Our bodies are made of trillions of cells. Inside these cells, there are small parts called organelles that work together to keep us healthy. Two of the most important parts are the centrosome, which acts like a command center for the cell, and the primary cilium, which acts like an antenna to receive signals from outside. When these two parts do not work correctly, it causes many different diseases. These include "ciliopathies" (which affect the kidneys, eyes, and other organs) and brain diseases like neurodegeneration.

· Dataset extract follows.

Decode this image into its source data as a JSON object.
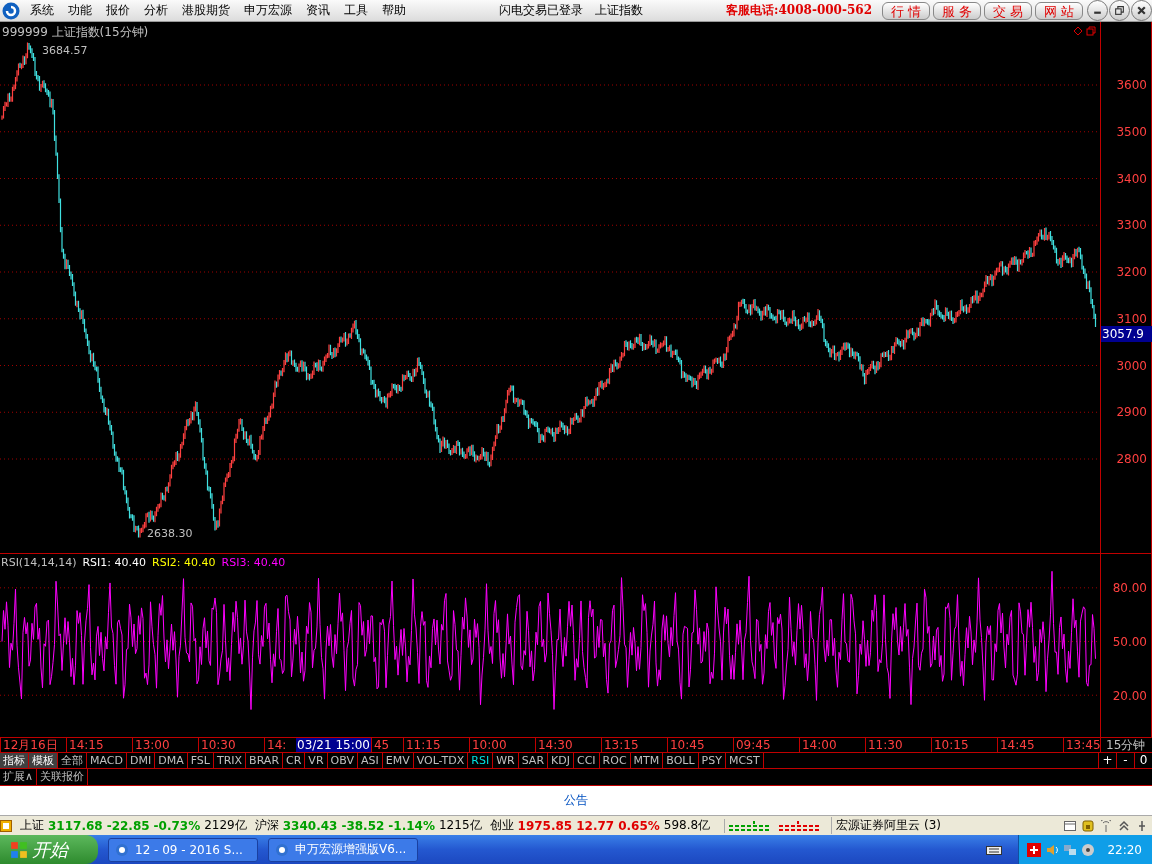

Around these command centers, there are very small granules called centriolar satellites (CS). For a long time, scientists did not know exactly what these granules did. Our research shows that CS are like "delivery hubs." they collect the proteins the cell needs and move them to the centrosome or the antenna. Even though they are very important, we still do not know how the cell builds them, how they move, or why they look different in different parts of the body, like in the brain versus the muscles.
The SatelliteHomeostasis project was started to answer these questions. Our main idea is that CS are "adaptive." This means they can change their size, number, and what they are made of depending on what the cell needs at that moment. For example, if a cell is under stress or dividing, the CS granules might remodel themselves to help the cell survive.
The overarching goals of this project center on deciphering the structural "blueprint" of CS and investigating their dynamic roles within the cell. By identifying the critical proteins that initiate granule assembly, we aim to understand the fundamental mechanics of how these structures are built. Furthermore, we examine how CS adapt across different cell types and respond to diverse environmental signals, providing insight into their physiological versatility. Ultimately, we seek to bridge the gap between basic cell biology and clinical pathology by investigating how CS malfunctions cause diseases such as ciliopathies affecting the eyes and brain.
By doing this research, we want to show that cell parts are not static, they are always changing and moving. If we understand how these CS work, we might find new ways to diagnose or treat genetic and brain diseases in the future.